Analyse: Wie es weitergeht und wovor zu warnen ist

Dass Kulevi nicht in das Paket aufgenommen wurde, ist nicht nur eine technische Anpassung. Es ist ein Kompromiss, der der EU operative Garantien im Austausch für stärkere Transparenz und Kontrollmechanismen verschafft. Wenn sich die Garantien als wirksam erweisen, kann die EU den Druck auf Russlands Exporte über finanzielle und versicherungstechnische Beschränkungen aufrechterhalten, ohne die geografische Reichweite der Sanktionen zu erweitern. Sollten diese Verpflichtungen jedoch bloß deklarativ bleiben, droht die Umgehung von Sanktionen durch Seeumschläge — was die Wirkung der Preisobergrenze und den wirtschaftlichen Druck auf Moskau untergraben würde.

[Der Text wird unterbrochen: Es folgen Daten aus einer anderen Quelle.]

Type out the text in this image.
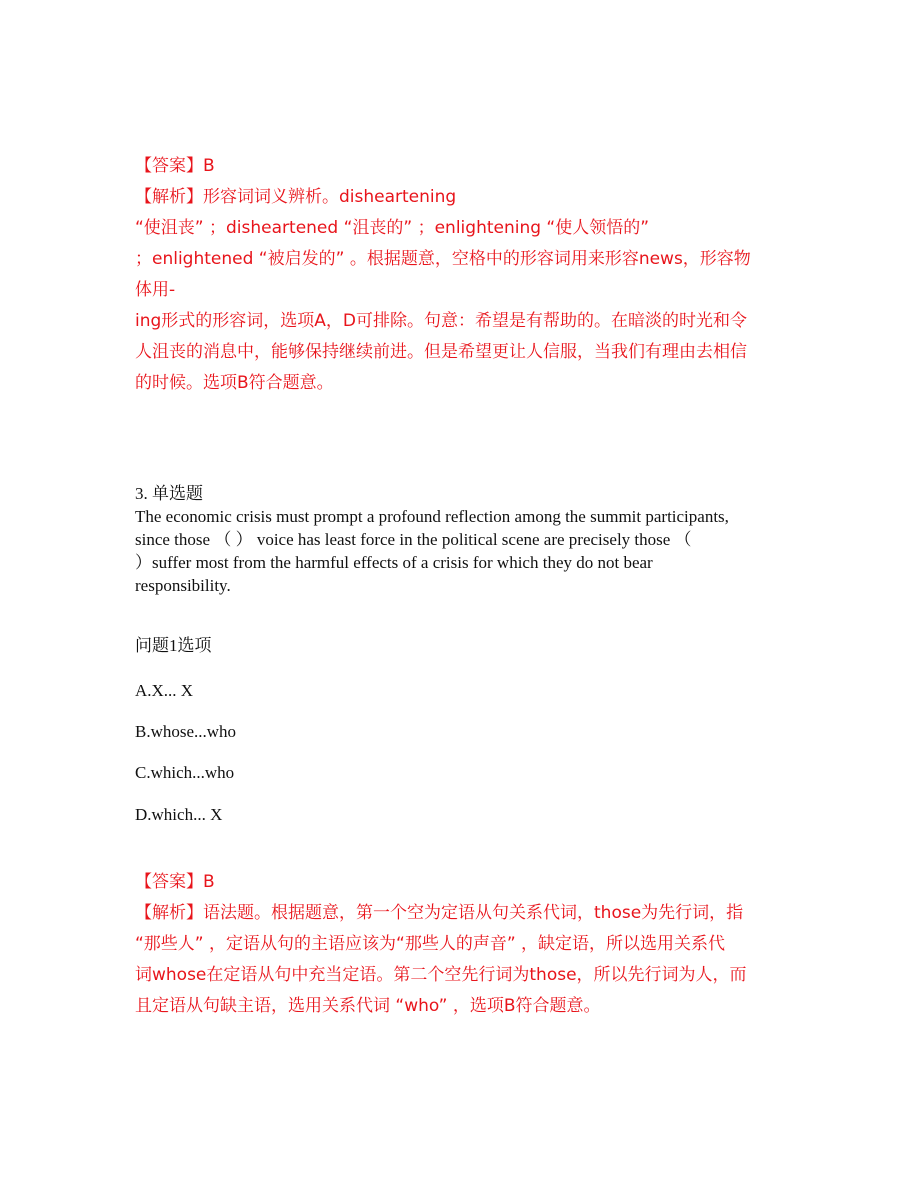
【答案】B
【解析】形容词词义辨析。disheartening
“使沮丧” ；disheartened “沮丧的” ；enlightening “使人领悟的”
；enlightened “被启发的” 。根据题意，空格中的形容词用来形容news，形容物
体用-
ing形式的形容词，选项A，D可排除。句意：希望是有帮助的。在暗淡的时光和令
人沮丧的消息中，能够保持继续前进。但是希望更让人信服，当我们有理由去相信
的时候。选项B符合题意。
3. 单选题
The economic crisis must prompt a profound reflection among the summit participants,
since those （ ） voice has least force in the political scene are precisely those （
）suffer most from the harmful effects of a crisis for which they do not bear
responsibility.
问题1选项
A.X... X
B.whose...who
C.which...who
D.which... X
【答案】B
【解析】语法题。根据题意，第一个空为定语从句关系代词，those为先行词，指
“那些人” ，定语从句的主语应该为“那些人的声音” ，缺定语，所以选用关系代
词whose在定语从句中充当定语。第二个空先行词为those，所以先行词为人，而
且定语从句缺主语，选用关系代词 “who” ，选项B符合题意。
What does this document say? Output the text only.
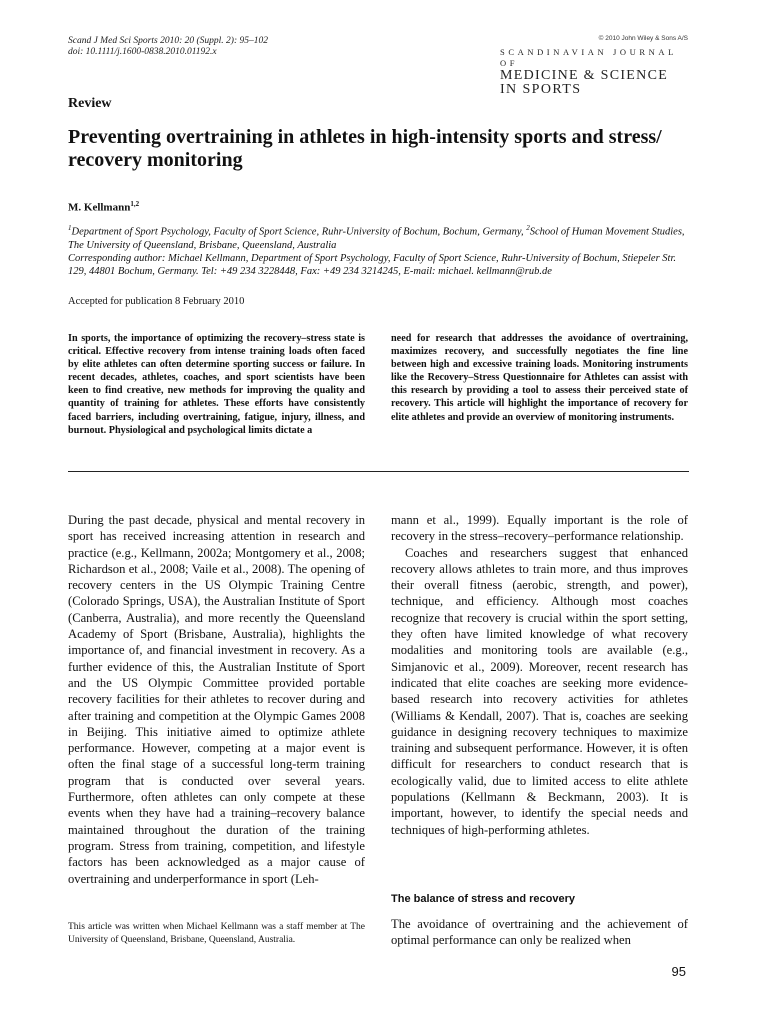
Scand J Med Sci Sports 2010: 20 (Suppl. 2): 95–102
doi: 10.1111/j.1600-0838.2010.01192.x
© 2010 John Wiley & Sons A/S
SCANDINAVIAN JOURNAL OF
MEDICINE & SCIENCE
IN SPORTS
Review
Preventing overtraining in athletes in high-intensity sports and stress/ recovery monitoring
M. Kellmann$^{1,2}$
$^1$Department of Sport Psychology, Faculty of Sport Science, Ruhr-University of Bochum, Bochum, Germany, $^2$School of Human Movement Studies, The University of Queensland, Brisbane, Queensland, Australia
Corresponding author: Michael Kellmann, Department of Sport Psychology, Faculty of Sport Science, Ruhr-University of Bochum, Stiepeler Str. 129, 44801 Bochum, Germany. Tel: +49 234 3228448, Fax: +49 234 3214245, E-mail: michael. kellmann@rub.de
Accepted for publication 8 February 2010
In sports, the importance of optimizing the recovery–stress state is critical. Effective recovery from intense training loads often faced by elite athletes can often determine sporting success or failure. In recent decades, athletes, coaches, and sport scientists have been keen to find creative, new methods for improving the quality and quantity of training for athletes. These efforts have consistently faced barriers, including overtraining, fatigue, injury, illness, and burnout. Physiological and psychological limits dictate a
need for research that addresses the avoidance of overtraining, maximizes recovery, and successfully negotiates the fine line between high and excessive training loads. Monitoring instruments like the Recovery–Stress Questionnaire for Athletes can assist with this research by providing a tool to assess their perceived state of recovery. This article will highlight the importance of recovery for elite athletes and provide an overview of monitoring instruments.

During the past decade, physical and mental recovery in sport has received increasing attention in research and practice (e.g., Kellmann, 2002a; Montgomery et al., 2008; Richardson et al., 2008; Vaile et al., 2008). The opening of recovery centers in the US Olympic Training Centre (Colorado Springs, USA), the Australian Institute of Sport (Canberra, Australia), and more recently the Queensland Academy of Sport (Brisbane, Australia), highlights the importance of, and financial investment in recovery. As a further evidence of this, the Australian Institute of Sport and the US Olympic Committee provided portable recovery facilities for their athletes to recover during and after training and competition at the Olympic Games 2008 in Beijing. This initiative aimed to optimize athlete performance. However, competing at a major event is often the final stage of a successful long-term training program that is conducted over several years. Furthermore, often athletes can only compete at these events when they have had a training–recovery balance maintained throughout the duration of the training program. Stress from training, competition, and lifestyle factors has been acknowledged as a major cause of overtraining and underperformance in sport (Leh-

mann et al., 1999). Equally important is the role of recovery in the stress–recovery–performance relationship.

Coaches and researchers suggest that enhanced recovery allows athletes to train more, and thus improves their overall fitness (aerobic, strength, and power), technique, and efficiency. Although most coaches recognize that recovery is crucial within the sport setting, they often have limited knowledge of what recovery modalities and monitoring tools are available (e.g., Simjanovic et al., 2009). Moreover, recent research has indicated that elite coaches are seeking more evidence-based research into recovery activities for athletes (Williams & Kendall, 2007). That is, coaches are seeking guidance in designing recovery techniques to maximize training and subsequent performance. However, it is often difficult for researchers to conduct research that is ecologically valid, due to limited access to elite athlete populations (Kellmann & Beckmann, 2003). It is important, however, to identify the special needs and techniques of high-performing athletes.

The balance of stress and recovery

The avoidance of overtraining and the achievement of optimal performance can only be realized when

This article was written when Michael Kellmann was a staff member at The University of Queensland, Brisbane, Queensland, Australia.
95
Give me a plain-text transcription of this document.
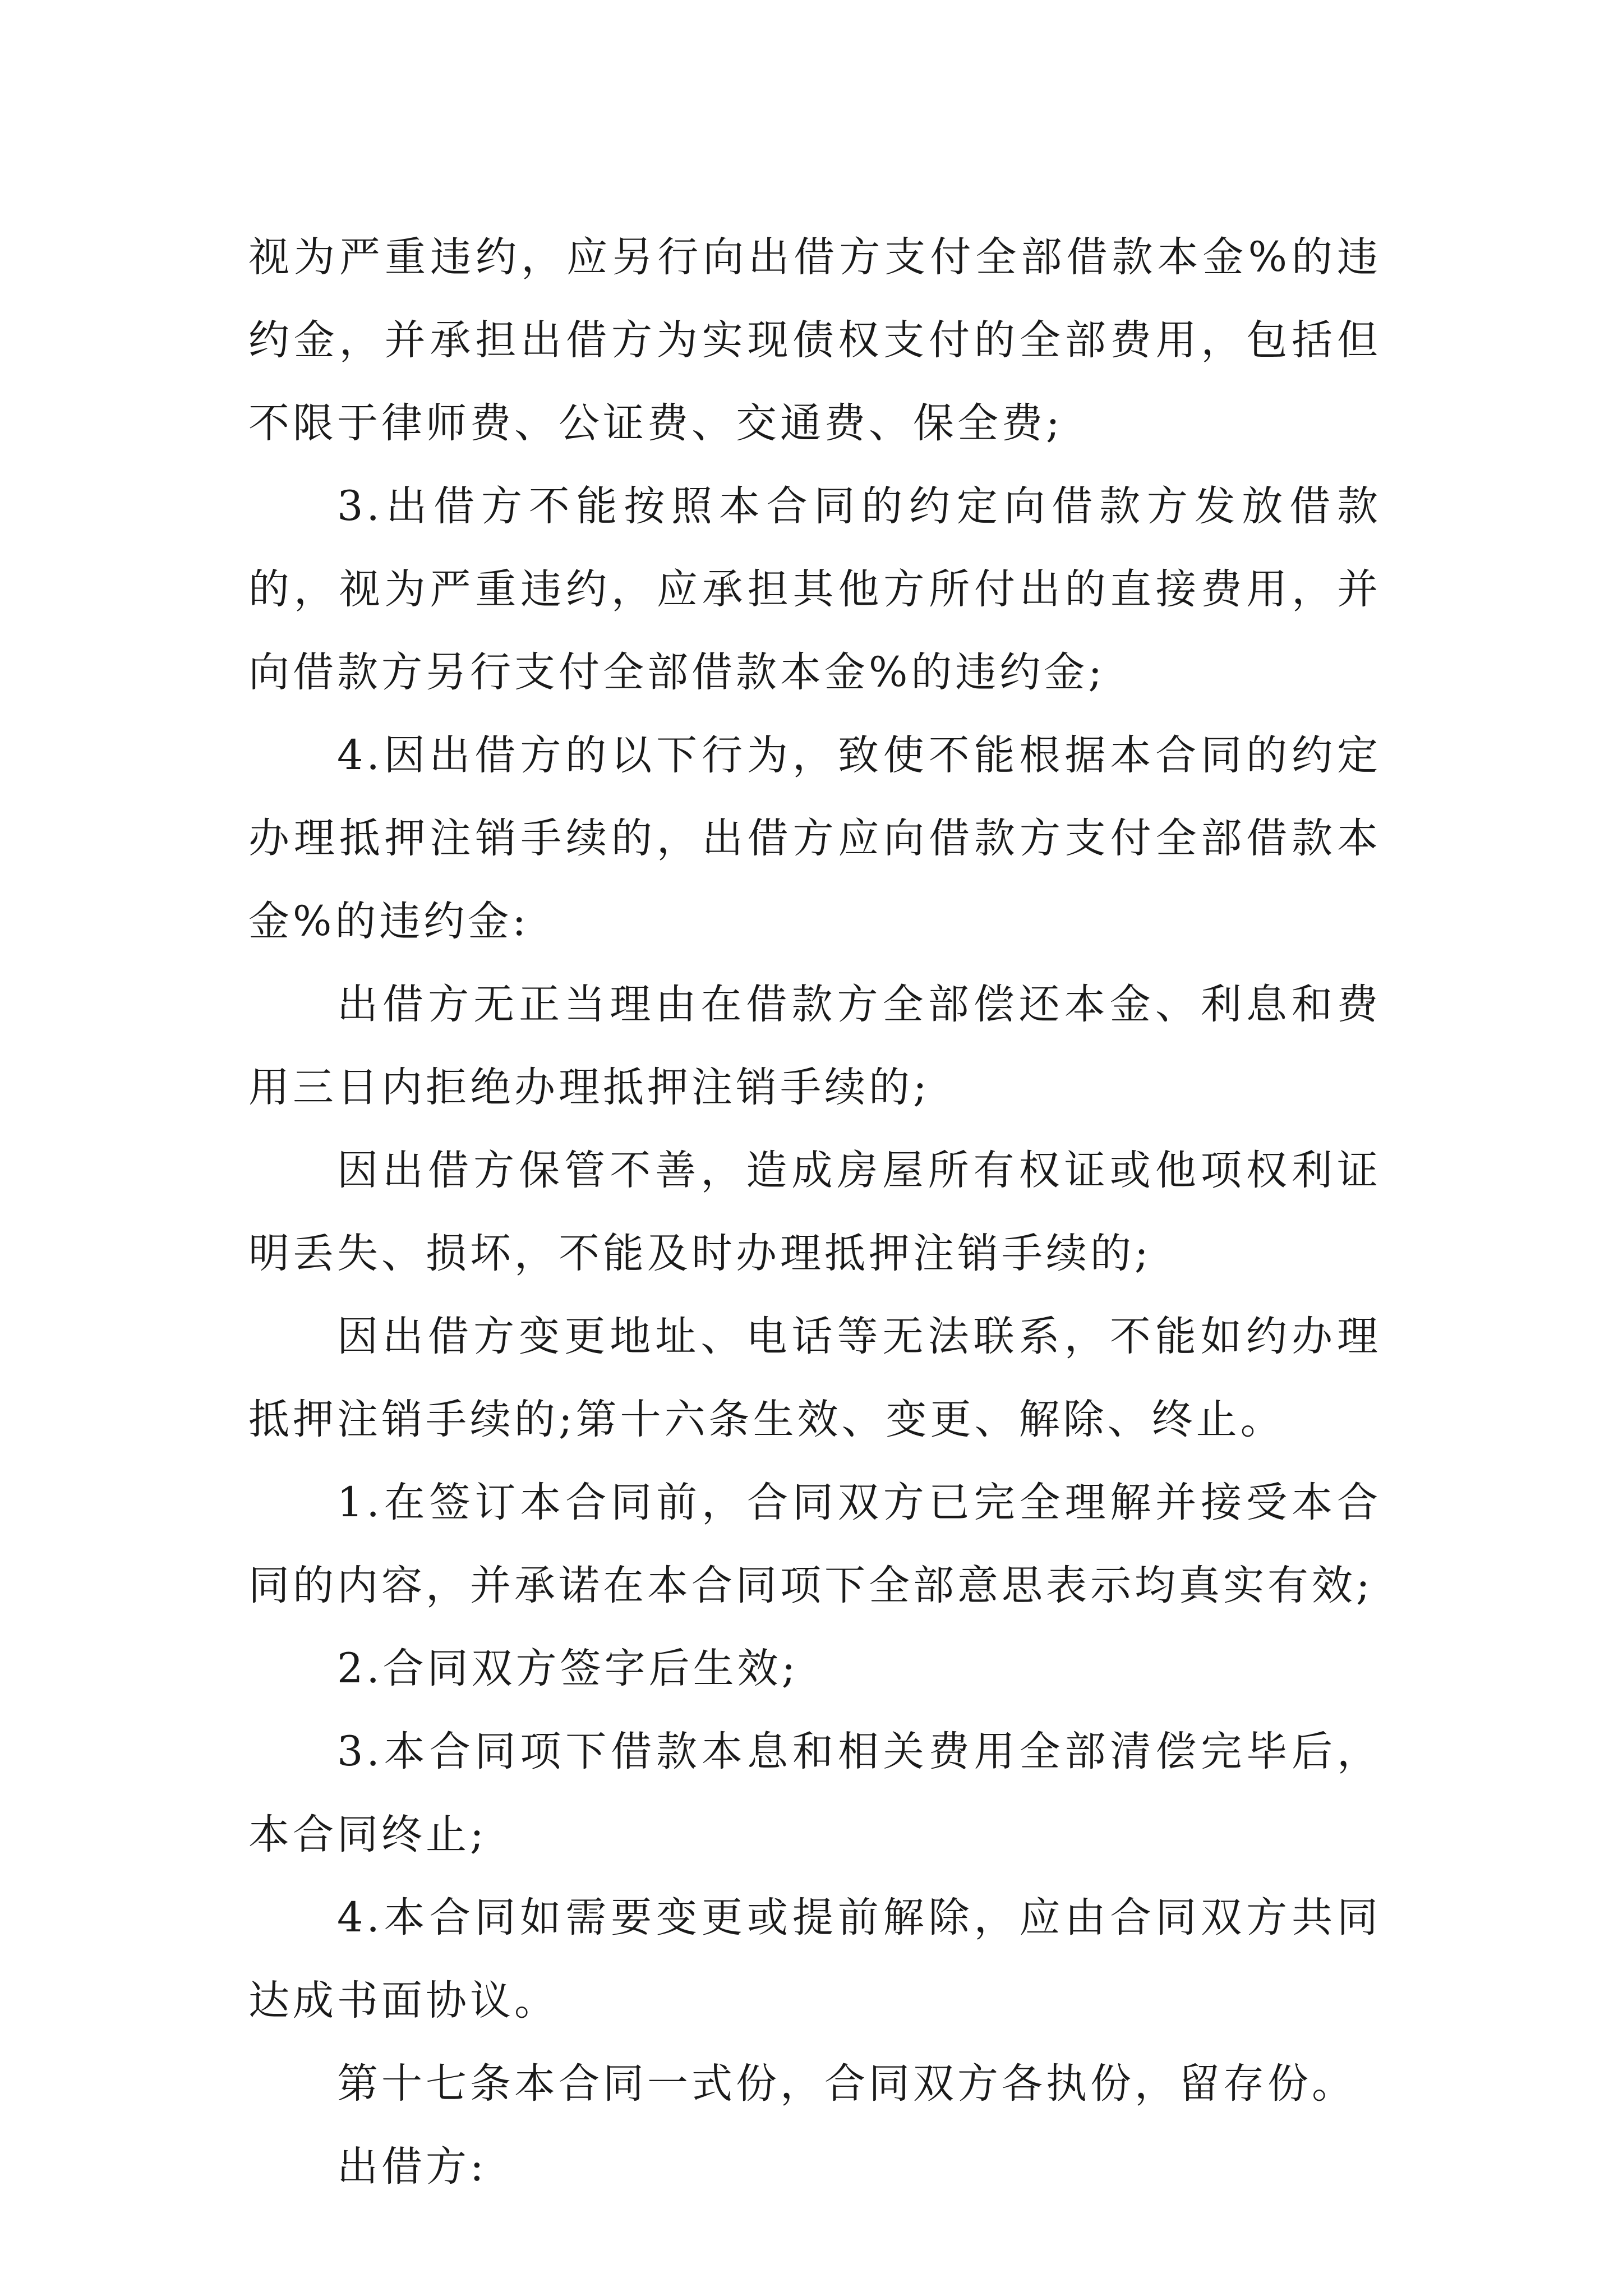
视为严重违约，应另行向出借方支付全部借款本金%的违约金，并承担出借方为实现债权支付的全部费用，包括但不限于律师费、公证费、交通费、保全费;

3.出借方不能按照本合同的约定向借款方发放借款的，视为严重违约，应承担其他方所付出的直接费用，并向借款方另行支付全部借款本金%的违约金;

4.因出借方的以下行为，致使不能根据本合同的约定办理抵押注销手续的，出借方应向借款方支付全部借款本金%的违约金:

出借方无正当理由在借款方全部偿还本金、利息和费用三日内拒绝办理抵押注销手续的;

因出借方保管不善，造成房屋所有权证或他项权利证明丢失、损坏，不能及时办理抵押注销手续的;

因出借方变更地址、电话等无法联系，不能如约办理抵押注销手续的;第十六条生效、变更、解除、终止。

1.在签订本合同前，合同双方已完全理解并接受本合同的内容，并承诺在本合同项下全部意思表示均真实有效;

2.合同双方签字后生效;

3.本合同项下借款本息和相关费用全部清偿完毕后，本合同终止;

4.本合同如需要变更或提前解除，应由合同双方共同达成书面协议。

第十七条本合同一式份，合同双方各执份，留存份。

出借方:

Worauf in nächster Zeit zu achten ist:

  • konkrete Verfahren zur Überprüfung der Herkunft der Ladungen und zum Zugang zu Schiffsdokumenten;
  • Transparenz der Hafenwirtschaft und öffentliche Register der bedienten Schiffe;
  • unabhängiges Monitoring von AIS‑Daten zur Aufdeckung von Kursänderungen und „Hopping“ — dem Wechsel von Namen/Flaggen bei Schiffen;
  • Konsequenz seitens der EU bei Verstößen — wird es Sanktionsmaßnahmen gegen Betreiber geben, die unter sanktionierten Schiffen Dienstleistungen erbringen?

Fazit

Die Entscheidung der EU ist ein Einsatz auf Vereinbarung und Kontrolle statt auf automatische Ausdehnung der Sanktionen. Für die Ukraine bleibt die Kernfrage unverändert: Kann das Sanktionsregime so wirken, dass es Russlands Einnahmen begrenzt und keine Mechanismen für ihre Wiederherstellung zulässt. Jetzt sind die Partner am Zug: Erklärungen müssen sich in transparenten Kontrollen und schnelle Reaktionen bei Verstößen übersetzen. Ob politischer Wille und technische Instrumente ausreichen, ist die Frage, von deren Beantwortung die Wirksamkeit des nächsten Schritts der Sanktionsstrategie abhängt.